A psicóloga Angélica Comis é outra que critica o aumento das internações involuntárias e a falta de reinserção social. "O que o poder público está fazendo em São Paulo é colocar a exceção como política pública, utilizando os próprios moradores das regiões afetadas como massa de manobra, e tudo isso em ano eleitoral", diz a profissional, que trabalhou na área no programa Braços Abertos, da gestão Haddad (PT), e no início do projeto Redenção, da gestão Doria (PSDB). 

"Vai acontecer igual aconteceu em 2017 [quando Doria iniciou um movimento de fortalecer as internações involuntárias]. Nós fomos fiscalizar esses hospitais psquiátricos com que o município tinha convênio, e o que a gente descobriu foi que essas pessoas ficavam internadas 90 dias e, quando saíam, tinham só um bilhete de metrô e voltavam para a rua." 

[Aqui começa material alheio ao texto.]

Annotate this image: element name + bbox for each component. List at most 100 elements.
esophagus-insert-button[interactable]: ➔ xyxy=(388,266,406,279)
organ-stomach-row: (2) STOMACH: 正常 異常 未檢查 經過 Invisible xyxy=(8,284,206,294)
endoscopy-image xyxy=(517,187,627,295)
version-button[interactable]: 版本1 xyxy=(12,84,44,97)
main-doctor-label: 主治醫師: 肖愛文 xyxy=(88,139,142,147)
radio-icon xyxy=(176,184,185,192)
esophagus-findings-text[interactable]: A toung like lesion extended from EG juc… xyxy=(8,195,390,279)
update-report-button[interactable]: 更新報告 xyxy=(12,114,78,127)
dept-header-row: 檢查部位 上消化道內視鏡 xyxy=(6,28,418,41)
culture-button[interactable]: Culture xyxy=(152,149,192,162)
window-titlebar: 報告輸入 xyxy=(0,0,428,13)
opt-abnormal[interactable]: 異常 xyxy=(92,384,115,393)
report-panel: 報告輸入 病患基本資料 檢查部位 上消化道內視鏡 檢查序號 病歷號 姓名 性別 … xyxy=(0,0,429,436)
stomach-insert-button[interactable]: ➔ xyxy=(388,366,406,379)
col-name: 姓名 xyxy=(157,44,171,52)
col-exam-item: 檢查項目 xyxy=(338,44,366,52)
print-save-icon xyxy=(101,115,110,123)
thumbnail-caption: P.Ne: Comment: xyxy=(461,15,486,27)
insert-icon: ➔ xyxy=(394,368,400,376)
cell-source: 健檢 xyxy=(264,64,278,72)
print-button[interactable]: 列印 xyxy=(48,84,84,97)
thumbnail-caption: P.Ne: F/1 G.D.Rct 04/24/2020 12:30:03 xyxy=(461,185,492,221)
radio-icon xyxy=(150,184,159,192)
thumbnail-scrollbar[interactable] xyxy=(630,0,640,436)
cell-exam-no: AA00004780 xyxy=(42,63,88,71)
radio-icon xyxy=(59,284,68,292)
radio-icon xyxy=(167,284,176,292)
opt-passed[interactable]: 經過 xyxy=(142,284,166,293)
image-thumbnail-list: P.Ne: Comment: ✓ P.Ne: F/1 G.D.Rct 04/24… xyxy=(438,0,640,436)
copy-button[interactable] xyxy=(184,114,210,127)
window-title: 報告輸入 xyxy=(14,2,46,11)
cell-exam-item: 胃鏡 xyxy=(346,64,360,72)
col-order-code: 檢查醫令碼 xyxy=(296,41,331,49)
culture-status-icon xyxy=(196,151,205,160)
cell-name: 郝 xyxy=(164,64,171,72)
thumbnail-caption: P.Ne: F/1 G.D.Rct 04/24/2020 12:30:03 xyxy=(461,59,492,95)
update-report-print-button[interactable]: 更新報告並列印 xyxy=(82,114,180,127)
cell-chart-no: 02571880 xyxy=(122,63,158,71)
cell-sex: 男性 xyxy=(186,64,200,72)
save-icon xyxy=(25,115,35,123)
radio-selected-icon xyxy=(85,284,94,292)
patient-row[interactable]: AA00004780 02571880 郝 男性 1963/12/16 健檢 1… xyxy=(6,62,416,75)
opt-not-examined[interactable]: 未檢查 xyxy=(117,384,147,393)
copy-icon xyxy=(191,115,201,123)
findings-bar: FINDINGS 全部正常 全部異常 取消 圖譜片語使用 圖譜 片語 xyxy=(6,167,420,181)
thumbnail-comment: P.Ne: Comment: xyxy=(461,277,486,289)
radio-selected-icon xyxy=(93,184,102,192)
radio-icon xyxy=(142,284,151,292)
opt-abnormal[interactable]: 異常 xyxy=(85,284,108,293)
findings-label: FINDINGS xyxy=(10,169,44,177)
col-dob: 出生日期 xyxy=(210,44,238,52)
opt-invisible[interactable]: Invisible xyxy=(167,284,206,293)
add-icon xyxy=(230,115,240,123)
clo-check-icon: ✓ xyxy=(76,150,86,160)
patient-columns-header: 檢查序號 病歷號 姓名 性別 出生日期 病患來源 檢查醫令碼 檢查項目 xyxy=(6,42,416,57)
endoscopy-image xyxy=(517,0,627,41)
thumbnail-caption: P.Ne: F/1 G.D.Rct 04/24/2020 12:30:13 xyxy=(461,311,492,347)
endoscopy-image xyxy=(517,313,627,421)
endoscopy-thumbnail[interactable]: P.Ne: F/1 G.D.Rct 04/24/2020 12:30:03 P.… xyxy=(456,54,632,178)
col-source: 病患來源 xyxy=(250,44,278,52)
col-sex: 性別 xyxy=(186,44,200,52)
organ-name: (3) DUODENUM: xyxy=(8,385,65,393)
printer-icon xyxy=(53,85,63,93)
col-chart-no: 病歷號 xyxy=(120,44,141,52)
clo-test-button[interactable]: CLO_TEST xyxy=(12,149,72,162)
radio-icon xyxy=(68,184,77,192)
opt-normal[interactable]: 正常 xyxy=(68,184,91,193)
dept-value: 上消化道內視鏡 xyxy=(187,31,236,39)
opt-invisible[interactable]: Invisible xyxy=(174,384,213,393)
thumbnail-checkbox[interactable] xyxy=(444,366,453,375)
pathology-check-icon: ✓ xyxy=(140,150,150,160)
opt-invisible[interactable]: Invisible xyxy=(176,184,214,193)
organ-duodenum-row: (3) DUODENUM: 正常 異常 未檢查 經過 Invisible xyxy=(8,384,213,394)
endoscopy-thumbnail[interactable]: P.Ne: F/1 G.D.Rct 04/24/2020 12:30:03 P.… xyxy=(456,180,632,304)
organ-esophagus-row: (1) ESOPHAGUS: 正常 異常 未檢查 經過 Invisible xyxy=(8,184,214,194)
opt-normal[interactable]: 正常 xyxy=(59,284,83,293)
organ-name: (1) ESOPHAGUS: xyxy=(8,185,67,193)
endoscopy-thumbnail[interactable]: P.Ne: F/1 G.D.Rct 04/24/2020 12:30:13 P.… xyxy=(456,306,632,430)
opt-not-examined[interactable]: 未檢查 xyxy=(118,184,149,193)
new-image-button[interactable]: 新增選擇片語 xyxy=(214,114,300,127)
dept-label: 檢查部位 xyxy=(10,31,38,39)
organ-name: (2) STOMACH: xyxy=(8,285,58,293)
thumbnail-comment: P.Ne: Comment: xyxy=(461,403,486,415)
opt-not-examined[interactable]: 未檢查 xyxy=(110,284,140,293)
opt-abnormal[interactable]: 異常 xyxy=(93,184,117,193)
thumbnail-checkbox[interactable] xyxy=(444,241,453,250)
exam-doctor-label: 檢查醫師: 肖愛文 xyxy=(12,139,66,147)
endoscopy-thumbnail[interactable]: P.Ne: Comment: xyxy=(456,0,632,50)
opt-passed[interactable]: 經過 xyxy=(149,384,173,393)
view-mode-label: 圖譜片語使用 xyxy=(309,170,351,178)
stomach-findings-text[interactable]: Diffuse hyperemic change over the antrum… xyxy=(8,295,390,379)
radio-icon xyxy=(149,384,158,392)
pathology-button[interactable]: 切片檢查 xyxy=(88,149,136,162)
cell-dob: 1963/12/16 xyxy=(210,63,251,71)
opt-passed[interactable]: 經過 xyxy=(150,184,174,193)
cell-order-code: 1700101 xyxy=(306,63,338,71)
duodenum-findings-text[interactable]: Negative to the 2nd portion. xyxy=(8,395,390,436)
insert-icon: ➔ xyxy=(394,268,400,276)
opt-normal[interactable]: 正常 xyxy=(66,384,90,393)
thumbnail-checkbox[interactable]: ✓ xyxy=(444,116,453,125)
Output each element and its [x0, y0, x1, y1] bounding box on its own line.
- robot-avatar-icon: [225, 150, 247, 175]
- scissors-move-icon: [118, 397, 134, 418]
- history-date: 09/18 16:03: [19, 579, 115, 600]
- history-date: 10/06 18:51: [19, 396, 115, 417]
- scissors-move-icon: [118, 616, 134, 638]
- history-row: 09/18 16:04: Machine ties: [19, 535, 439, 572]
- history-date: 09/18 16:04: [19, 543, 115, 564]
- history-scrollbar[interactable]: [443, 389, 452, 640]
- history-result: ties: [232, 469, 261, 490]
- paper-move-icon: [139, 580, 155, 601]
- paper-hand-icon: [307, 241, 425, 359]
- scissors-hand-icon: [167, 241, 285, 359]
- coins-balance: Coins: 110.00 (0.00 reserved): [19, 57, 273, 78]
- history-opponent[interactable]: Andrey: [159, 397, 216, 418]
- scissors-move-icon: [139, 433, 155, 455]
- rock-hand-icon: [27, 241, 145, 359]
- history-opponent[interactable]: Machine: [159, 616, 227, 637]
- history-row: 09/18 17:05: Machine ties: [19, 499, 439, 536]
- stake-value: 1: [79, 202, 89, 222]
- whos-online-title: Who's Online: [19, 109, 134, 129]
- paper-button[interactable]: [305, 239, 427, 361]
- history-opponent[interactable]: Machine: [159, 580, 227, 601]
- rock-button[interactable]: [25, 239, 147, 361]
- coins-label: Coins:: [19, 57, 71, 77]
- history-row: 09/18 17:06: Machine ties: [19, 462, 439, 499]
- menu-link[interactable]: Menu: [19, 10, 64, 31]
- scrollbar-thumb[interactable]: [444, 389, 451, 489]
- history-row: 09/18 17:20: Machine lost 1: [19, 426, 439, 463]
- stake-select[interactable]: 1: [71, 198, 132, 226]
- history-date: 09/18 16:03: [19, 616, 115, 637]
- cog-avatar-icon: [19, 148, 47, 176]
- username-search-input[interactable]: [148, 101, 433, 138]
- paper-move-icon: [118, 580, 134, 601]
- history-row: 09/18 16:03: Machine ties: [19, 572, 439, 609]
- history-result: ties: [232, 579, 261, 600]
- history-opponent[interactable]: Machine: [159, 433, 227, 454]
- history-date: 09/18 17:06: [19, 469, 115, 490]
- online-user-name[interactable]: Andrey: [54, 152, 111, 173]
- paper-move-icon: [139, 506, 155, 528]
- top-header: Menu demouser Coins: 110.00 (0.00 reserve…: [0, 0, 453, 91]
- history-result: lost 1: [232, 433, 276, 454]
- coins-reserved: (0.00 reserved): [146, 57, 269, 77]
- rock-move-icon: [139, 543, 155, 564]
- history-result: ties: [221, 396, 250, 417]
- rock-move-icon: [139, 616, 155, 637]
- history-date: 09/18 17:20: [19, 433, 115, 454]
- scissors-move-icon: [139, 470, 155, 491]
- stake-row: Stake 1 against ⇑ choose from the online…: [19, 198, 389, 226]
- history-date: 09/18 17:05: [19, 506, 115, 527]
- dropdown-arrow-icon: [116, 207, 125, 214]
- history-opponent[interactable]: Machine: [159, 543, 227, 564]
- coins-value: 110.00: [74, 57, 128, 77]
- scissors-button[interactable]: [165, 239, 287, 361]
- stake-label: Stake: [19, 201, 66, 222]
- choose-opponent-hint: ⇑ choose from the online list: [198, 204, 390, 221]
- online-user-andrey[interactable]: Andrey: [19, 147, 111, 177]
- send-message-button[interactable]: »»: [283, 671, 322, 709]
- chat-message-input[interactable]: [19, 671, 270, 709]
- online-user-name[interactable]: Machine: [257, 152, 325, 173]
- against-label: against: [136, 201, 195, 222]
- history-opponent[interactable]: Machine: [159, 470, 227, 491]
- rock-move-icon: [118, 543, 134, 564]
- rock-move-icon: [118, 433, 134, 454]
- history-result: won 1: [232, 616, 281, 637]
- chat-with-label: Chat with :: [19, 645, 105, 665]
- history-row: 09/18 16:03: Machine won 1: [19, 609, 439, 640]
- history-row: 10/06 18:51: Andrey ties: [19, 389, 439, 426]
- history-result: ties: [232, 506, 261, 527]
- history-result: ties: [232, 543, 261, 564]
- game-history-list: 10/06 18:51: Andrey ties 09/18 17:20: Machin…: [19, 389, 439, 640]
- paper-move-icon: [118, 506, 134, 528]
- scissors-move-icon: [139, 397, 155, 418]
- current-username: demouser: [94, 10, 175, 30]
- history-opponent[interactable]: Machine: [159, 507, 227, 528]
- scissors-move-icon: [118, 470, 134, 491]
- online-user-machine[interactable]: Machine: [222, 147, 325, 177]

Já o médico psiquiatra Armando De Oliveira Neto acredita que a solução deve ser aplicada em ambientes como o da Cracolândia, considerando o nível avançado de degradação física e psicológica em que alguns dos frequentadores estão. 

"Quando o paciente perdeu a consciência, o julgamento e crítica, não se torna ciente de seus atos, torna-se obrigação do Estado assumir sua tutela, enquanto perdurar este estado psicopatológico. Não é questão de recomendação, mas, sim, de obrigação. (...) É ingênua a pretensão de atuação, nestas condições, fora de ambiente hospitalar", conclui.